[İman ile küfür dahi hicab imiş bu yolda, küfürle sefalaştım imanımı yele verdim. Yunus Emre]

15 Temmuz 2011 Cuma

Radyo dinlemeyi seviyorum ama-Arşivden



Radyo dinlemeyi seviyorum ama...
Geçen gün kadın biyografileri üzerine konuşmak üzere oldukça iyi takip edilen bir radyo kanalından davet aldım. Evet, çok güzel bir konu. Halide Edip ve Fatma Aliye üzerinden gireceğiz kadın biyografilerine. Anlaştık. Nelerden bahsedeceğiz, bahsetmeyeceğiz hepsinde mutabık kaldık.

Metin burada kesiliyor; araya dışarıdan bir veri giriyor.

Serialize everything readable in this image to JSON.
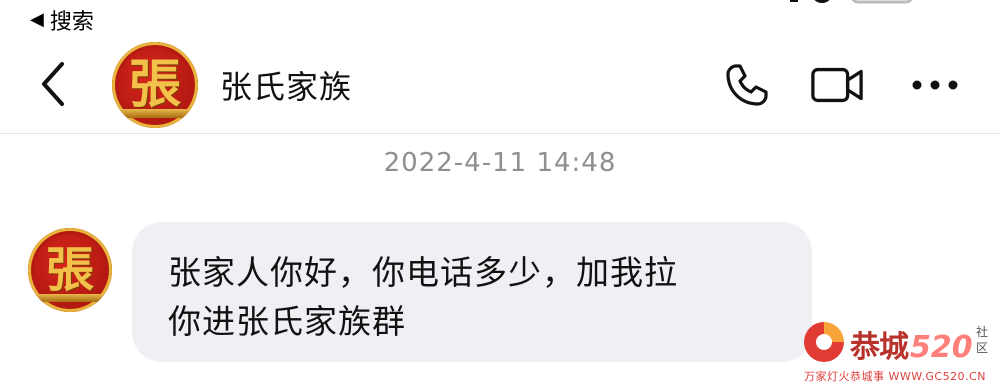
{
  "status_bar": {
    "back_to_app_label": "搜索",
    "back_to_app_icon": "back-triangle-icon"
  },
  "header": {
    "title": "张氏家族",
    "avatar_char": "張",
    "avatar_bg_color": "#c01e16",
    "avatar_char_color": "#f2c14a",
    "buttons": [
      {
        "icon": "phone-icon"
      },
      {
        "icon": "video-camera-icon"
      },
      {
        "icon": "more-icon"
      }
    ]
  },
  "conversation": {
    "timestamp": "2022-4-11 14:48",
    "messages": [
      {
        "sender_avatar_char": "張",
        "lines": [
          "张家人你好，你电话多少，加我拉",
          "你进张氏家族群"
        ],
        "bubble_color": "#efeff4"
      }
    ]
  },
  "watermark": {
    "name": "恭城",
    "number": "520",
    "community": "社区",
    "slogan": "万家灯火恭城事 WWW.GC520.CN"
  }
}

Tamam dedi beni programında ağırlamak isteyen hanımefendi.
Fakat dedim şey. Şey. Ben profesyonel bir konuşmacı değilim. Nasıl söylesem beni bir dinleyen olmayınca konuşamıyorum.

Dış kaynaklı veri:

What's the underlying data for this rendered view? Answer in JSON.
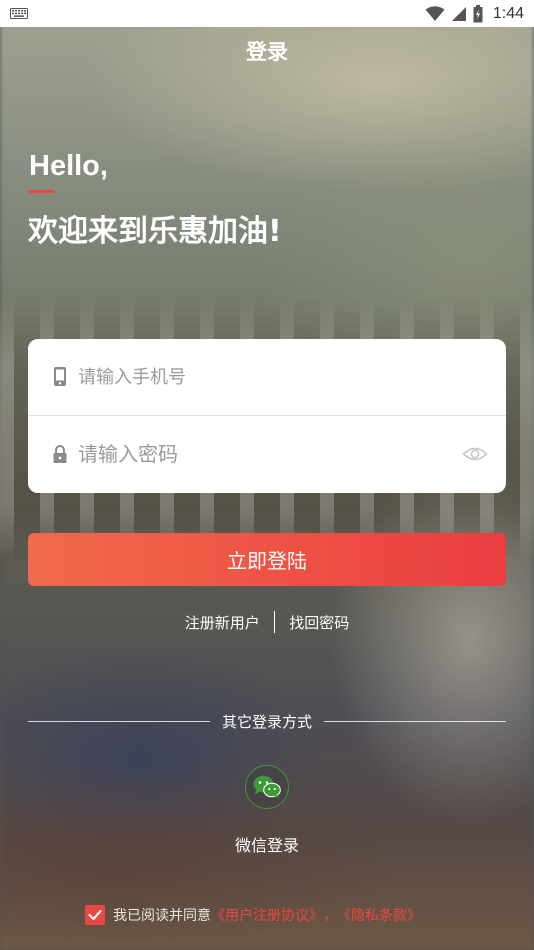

Ben sizi dinlerim dedi genç hanım.
Biliyorum dinler. Ama benim dinlemek dediğim şey ile onun dinlemek dediği şey o kadar farklı ki. Çünkü biliyorum ki o profesyonel bir şekilde işini yapacak. Radyo programı yapmak hiç kolay değil. Aynı anda üç ekrana birden hakim olmaları gerekiyor.
Şey dedim. Şey şey deyip durmamdan anlaşılıyordur herhalde ne kadar da profesyonel olmadığım. Olamayacağım. Allah'tan bu konuşmaya tanık olan üçüncü, dördüncü şahıslar yok. Bir güzel eleştirilirdim. (Çocuk gibi davranıyorsun derlerdi. O kadar da şeffaf olman gerekmiyor derlerdi. Hayattaki en büyük gücüm imajsızlığım. Benim hakikatim bu.)
Bu eleştirilerin ne kadar haklı olduğunu biliyorum. Nitekim karşı taraftaki ses "bana vakit ayırdığınız için teşekkür ederim" deyip kapattı telefonu. Çünkü ben ona sizin dışınızda beni dinleyecek biri olabilir mi stüdyoda diye sormuştum.
Olamazmış. Belli ki hiç böyle bir istekle karşılaşmamıştı program yapımcısı ve sunucusu hanım.
Ama vaka bu. Bunu bütün radyo programı davetlerinde dile getiriyorum. Yazdığım bir yazıdan sonra sizinle telefon bağlantısı yapalım diyorlar. Ah keşke. Fakat radyo benim korkulu rüyam. Ahmet Taşgetiren'e hayranım bu konuda. Ne güzel bağlanıyor telefon ile. Ne güzel anlatıyor meramını.
Yıllar önce bir program yapımcısı sorusunu sorup kahve almaya gitmişti. İnsanlar kâğıtları ile geliyormuş. Okuyorlarmış. Ben öylece kaldım. Tık yok. Kekeme olsam ses veririm değil mi. Hayır ne görüntü var bendenizde ne bir ses. Teknik ekipteki delikanlı bir şarkı çaldı da, o kayda alınan sessizliğimden azat oldum.
Cihan Aktaş'ın o güzel romanının ismidir ya "Seni Dinleyen Biri". Çok önemlidir dinleyecek birini bulmak. Konuşmanın seyri bir gönülde akmaktan geçer. Gönülde akmak için sizi dinleyen bir kulağa ihtiyacınız vardır.
Aynı durum televizyonda da zaman zaman başıma geliyor. Ama bazı kameramanlar çok iyi dinlediği için ve stüdyoda sunucunun dışında teknik ekip yer aldığı için durumu daha kolay idare ediyorum.
Bir televizyon programında hep yanlış kameraya bakıyorsunuz diye uyardılar reklam arasında. O kameranın arkasında duran delikanlı beni çok iyi dinlediği için ona bakarak anlatıyordum oysa. Yüzünü bile görmüyorsunuz sizi dinlediğini nasıl anladınız dediler. Anlıyorum. Dinleyeni de dinlemeyeni de anlıyorum. Diyeceksiniz ki stüdyodaki bir kişi dinlemese ne olur radyolarından yüzlerce kişi dinliyordur. Yüzlerce kişiyi görmüyorum ki.
Yani ben her an konuşabilecek kadar profesyonel biri değilim. Ama uzun uzun dinlemek konusunda iddialı olduğumu söyleyebilirim. Ama dinlemenin bir erdem, bir kabiliyet olduğunun henüz pek kimse farkında değil. Herkes kendini ifade etmenin, karşı tarafı susturmanın, herkese kendini illa da dinletmenin bir güç bir başarı olduğunu düşünüyor.